Luxemburg teen writes and reflects about Favre

By | March 13, 2009

One year ago, Brett Favre was featured on the front page of The Compass. Following the March 4, 2008, announcement of his retirement, I contacted Catholic leaders, who either knew or had crossed paths with the three-time NFL MVP, for their comments.

The Favre story prompted a conversation and a follow-up letter from Peter Arendt of Luxemburg, who sent me an editorial written by his grandson.

Brandon Kinnard, now a senior, writes the monthly “Sports Talk” in the Spartan Times, the Luxemburg-Casco High School newspaper. He dedicated his March 2008 column to Favre.

Kinnard, a member of St. Mary Parish, Luxemburg, praised Favre not only for his accomplishments on the field, but his perseverance in dealing with a life threatening automobile accident while in college, his addiction to pain killers, the death of his father and his wife Deanna’s battle with breast cancer. “Maybe it was those hardships that he suffered that made us love him even more,” he wrote.

Much has happened since the editorial was published. So what does Kinnard think of the events of the past year surrounding his favorite all-time Packer?

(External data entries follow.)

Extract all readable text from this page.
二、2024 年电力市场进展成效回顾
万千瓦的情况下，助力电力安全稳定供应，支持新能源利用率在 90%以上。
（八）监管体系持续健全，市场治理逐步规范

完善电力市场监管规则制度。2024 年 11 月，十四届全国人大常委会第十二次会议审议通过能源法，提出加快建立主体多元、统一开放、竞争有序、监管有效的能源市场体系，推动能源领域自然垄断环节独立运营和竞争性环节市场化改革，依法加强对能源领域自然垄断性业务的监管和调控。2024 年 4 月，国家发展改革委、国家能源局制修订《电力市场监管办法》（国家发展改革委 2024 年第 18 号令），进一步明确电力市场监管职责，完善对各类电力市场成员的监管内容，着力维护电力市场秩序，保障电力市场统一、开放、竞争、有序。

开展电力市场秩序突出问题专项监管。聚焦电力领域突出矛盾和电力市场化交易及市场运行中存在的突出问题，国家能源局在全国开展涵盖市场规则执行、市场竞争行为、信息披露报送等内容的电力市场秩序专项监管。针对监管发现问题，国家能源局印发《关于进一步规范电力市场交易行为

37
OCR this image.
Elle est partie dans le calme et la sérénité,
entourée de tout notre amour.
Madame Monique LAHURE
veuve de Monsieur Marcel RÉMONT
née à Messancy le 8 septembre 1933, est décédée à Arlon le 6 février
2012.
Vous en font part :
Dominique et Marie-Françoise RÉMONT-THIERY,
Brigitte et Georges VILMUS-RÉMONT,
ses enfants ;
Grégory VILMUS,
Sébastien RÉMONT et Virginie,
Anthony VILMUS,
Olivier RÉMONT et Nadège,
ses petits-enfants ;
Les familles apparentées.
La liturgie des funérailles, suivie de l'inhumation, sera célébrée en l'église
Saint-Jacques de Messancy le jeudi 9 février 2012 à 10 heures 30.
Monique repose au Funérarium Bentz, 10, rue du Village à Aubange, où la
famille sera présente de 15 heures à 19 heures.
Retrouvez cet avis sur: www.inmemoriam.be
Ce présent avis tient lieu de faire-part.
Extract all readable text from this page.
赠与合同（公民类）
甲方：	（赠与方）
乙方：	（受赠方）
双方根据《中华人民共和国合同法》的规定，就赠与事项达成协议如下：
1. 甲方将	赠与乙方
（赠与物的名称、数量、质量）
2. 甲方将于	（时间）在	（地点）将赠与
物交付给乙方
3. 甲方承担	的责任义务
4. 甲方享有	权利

“I really haven’t touched that subject (in Sports Talk),” he said. “I remember finding out about his retirement. I was at school. It was devastating for me. The guy was an icon. He started every game and was the face of the city. He took the Packers into the national spotlight.”

Favre arrived in Green Bay via trade in 1992, when Kinnard was only a year old. He was the only quarterback fans of his age ever knew until this past season.

“I wrote the column that night (March 4), and it ran a couple weeks later,” said Kinnard. “I used my emotions to write it. People really seemed to like it.”

Kinnard admits that, in retrospect, he has to side with management in the decisions made after Favre came out of retirement.

“The team moved on without him for workouts and minicamps,” he said. “I don’t believe it was a rash decision.”

Nonetheless, seeing Favre in a Jets’ uniform was difficult, said Kinnard. Some of his favorite memories of the future Hall of Famer are Super Bowl XXXI and the Dec. 23, 2003, game in Oakland following the death of Irv Favre.

Kinnard recently wrapped up his basketball season as the Spartans were defeated in the opening round of regionals by Wrightstown. Despite finishing with a 7-14 record, he said it was a fun experience.

“My dad still talks about high school basketball from 25 years ago,” he said. “I’m sure I will be doing the same thing 25 years from now.”

He also represents LC as a member of the golf team, and has high expectations for this year’s squad.

“We should have a solid team,” he said. “We made it to sectionals last season and have four or five golfers returning, so hopefully we can advance to state.”

Kinnard, who is also a member of the choir and performs in musicals at LC, will attend the University of Minnesota in the fall to study journalism. He is leaning towards broadcasting, but has not ruled out print media. Working for ESPN tops his list of dream jobs, and Favre is his dream interview. He hopes to be at Lambeau Field when jersey #4 is retired.

“I’m on the season ticket waiting list, but that will be another 40 years,” said Kinnard. “My grandpa has season tickets. I really pushed him hard for tickets to the opener against Minnesota this past year when the team was supposed to retire Brett’s number. I would really love to be there.”